This morning I had some dealings with a bone in leg of venison. Usually the processor, Michael Cordray, takes the bone out because bonesless roasts take much less space in the freezer, but I had asked him to leave the bones in for one deer. I thought to smoke the leg to about 150 degrees on the BIG GREEN EGG and did so at 200 degrees. The venison - having next to no fat - was done to that temperature in about two and a half hours. The meat is flavorful and moist. I think I will use it for sandwiches for the upcoming drive to Edisto where I plan to shoot a bunch more deer.  Does anyone other than me cook deer this way and does anyone have any ideas about infusing more flavor into Bambi. Venison is so mild, but I don't like to use heavy marinades and that's probably the answer.... marinades, I mean.

This meat, while healthy and all that is - as I said - mlld. Perhaps it's just South Carolina deer and their diet of fresh vegetables, new saplings and any row crop they come across and intensifying the meat just isn't going to happen. Maybe this is venison veal, but I haven't been shooting young deer. Does any body know anything about eating yearling deer. The flesh of this one is very light and pink as opposed to bright red. I'm just asking, speaking to ether, you know?!

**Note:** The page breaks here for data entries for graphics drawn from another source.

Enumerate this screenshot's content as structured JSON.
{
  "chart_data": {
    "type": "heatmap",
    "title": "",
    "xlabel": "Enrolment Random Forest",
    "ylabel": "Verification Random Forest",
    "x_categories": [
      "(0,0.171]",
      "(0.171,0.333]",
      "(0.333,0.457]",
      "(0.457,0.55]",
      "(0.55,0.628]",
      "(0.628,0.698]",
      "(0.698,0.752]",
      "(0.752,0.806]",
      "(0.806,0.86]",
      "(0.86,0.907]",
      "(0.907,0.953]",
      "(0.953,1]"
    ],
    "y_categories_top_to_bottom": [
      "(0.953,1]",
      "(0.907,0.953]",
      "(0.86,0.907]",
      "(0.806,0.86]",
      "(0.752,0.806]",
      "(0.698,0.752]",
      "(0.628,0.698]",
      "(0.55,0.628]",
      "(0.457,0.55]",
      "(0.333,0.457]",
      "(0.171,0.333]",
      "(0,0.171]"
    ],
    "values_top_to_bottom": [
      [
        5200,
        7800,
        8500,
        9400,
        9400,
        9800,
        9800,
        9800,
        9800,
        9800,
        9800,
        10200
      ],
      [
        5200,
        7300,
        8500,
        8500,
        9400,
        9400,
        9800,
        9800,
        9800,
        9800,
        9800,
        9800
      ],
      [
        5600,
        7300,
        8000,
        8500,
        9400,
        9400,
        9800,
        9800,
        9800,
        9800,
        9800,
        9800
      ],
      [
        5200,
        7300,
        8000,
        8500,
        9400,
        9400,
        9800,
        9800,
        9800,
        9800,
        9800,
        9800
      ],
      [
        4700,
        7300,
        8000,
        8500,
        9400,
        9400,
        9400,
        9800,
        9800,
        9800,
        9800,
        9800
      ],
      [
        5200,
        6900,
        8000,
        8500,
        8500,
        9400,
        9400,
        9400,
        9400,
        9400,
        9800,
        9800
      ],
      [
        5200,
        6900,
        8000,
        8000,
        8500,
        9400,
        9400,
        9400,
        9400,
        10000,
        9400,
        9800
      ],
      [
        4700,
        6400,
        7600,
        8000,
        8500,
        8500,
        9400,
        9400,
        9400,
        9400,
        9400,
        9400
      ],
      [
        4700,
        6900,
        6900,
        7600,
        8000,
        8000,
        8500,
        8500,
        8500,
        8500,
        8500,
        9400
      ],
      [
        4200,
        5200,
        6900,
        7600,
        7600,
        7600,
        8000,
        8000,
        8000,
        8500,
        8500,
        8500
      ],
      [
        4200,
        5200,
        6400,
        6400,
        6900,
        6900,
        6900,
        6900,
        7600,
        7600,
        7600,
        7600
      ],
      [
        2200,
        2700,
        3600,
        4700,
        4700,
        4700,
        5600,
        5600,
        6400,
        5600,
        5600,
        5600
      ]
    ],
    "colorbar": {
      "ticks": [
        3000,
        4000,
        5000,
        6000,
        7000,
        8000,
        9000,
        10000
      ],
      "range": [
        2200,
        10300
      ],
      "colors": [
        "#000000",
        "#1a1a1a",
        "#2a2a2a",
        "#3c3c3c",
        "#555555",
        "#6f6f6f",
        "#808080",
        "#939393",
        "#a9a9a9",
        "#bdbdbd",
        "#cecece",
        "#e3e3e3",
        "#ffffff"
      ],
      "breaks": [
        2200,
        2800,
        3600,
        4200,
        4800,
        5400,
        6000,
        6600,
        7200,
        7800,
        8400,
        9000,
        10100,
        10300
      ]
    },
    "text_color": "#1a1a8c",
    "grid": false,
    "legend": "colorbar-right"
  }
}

I am planning to buy a tractor soon and perhaps erect a smallish greenhouse to see if I can make a go of heirloom tomatoes year round. As I understand heirloom tomatoes, they don't keep well and they don't travel well at all. I think there may be a local market for them in Charleston, however. Local, out of season, vine ripened tomatoes grown in Edisto Island dirt just like toamtoes are supposed to be. Maybe. I would have to make sure deer doesn't know how to open the door to the greenhouse.